Seeing the Invisible
Black holes are invisible, but astronomers have developed a lot of ways to see them through the matter that surrounds them
In 1937, a deeply weird engineer named Grote Reber built a telescope in the lot next to his mother’s house in Wheaton, Illinois. Home observatories aren’t unusual, but Reber’s project was the first telescope designed to look for radio waves from space, and he was only the second person in history to find them. Karl Jansky, the first radio astronomer, had accidentally discovered astronomical radio waves while working on shortwave radio communications.
But Reber set out deliberately to study the cosmos in radio light. He found that the center of the Milky Way emitted a lot of radio waves and discovered an intense radio source in the constellation Cygnus. By the 1950s, astronomers found many other radio galaxies (as they were creatively named) that emitted very powerful radio waves from small regions at the centers of those galaxies.
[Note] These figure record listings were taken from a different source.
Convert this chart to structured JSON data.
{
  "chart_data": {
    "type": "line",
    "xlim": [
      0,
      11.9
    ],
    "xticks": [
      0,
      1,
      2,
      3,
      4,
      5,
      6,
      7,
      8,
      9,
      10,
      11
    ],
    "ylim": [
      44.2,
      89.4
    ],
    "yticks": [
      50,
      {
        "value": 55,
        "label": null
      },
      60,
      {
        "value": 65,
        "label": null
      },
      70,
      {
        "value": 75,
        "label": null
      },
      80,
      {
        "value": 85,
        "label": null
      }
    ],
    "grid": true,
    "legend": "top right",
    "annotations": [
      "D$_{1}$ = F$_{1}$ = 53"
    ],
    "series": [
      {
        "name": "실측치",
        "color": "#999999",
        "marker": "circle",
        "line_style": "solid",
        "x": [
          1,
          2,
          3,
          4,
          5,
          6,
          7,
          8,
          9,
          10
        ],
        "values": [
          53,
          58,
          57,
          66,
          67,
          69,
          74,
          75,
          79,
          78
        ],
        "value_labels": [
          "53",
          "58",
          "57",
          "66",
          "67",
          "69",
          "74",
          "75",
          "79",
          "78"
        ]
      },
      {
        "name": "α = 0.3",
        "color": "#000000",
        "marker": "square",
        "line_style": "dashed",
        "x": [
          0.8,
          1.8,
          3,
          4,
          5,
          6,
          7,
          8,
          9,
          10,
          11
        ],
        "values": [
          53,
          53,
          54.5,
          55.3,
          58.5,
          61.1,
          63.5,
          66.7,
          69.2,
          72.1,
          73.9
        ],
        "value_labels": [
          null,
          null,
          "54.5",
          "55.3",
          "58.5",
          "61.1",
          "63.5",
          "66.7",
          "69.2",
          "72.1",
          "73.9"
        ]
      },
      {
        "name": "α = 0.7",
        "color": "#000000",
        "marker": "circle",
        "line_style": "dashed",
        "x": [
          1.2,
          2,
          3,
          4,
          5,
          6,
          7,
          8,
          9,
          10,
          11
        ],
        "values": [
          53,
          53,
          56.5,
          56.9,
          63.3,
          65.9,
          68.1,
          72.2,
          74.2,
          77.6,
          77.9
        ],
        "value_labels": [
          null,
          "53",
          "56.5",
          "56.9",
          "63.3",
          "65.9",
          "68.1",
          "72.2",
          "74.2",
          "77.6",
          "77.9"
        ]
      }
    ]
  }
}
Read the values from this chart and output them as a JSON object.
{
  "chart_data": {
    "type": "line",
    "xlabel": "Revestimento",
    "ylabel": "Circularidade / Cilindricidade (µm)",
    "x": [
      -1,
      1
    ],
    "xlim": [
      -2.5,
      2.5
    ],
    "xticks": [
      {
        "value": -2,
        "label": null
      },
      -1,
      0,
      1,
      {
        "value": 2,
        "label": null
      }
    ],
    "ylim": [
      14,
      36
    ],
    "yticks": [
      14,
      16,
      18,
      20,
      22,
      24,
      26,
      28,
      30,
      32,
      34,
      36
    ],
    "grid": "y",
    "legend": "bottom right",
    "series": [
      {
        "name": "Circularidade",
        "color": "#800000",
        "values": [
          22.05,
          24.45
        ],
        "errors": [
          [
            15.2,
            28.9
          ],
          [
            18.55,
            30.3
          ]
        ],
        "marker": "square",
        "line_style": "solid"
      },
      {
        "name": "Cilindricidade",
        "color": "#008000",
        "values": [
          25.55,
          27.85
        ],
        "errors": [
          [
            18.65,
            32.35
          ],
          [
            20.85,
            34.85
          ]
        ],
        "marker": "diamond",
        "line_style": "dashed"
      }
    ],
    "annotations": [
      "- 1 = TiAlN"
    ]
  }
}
As we learned in Part 2 of this series, the sources of the radio waves in the Milky Way and beyond turned out to be supermassive black holes: powerful gravitational dynamos millions or billions of times the mass of our sun. As with Reber’s discoveries, the study of black holes has been driven by invention and creativity. In fact, every new advance in astronomy has led to new discoveries about black holes, and new technologies are being invented for the purpose of studying these weird objects.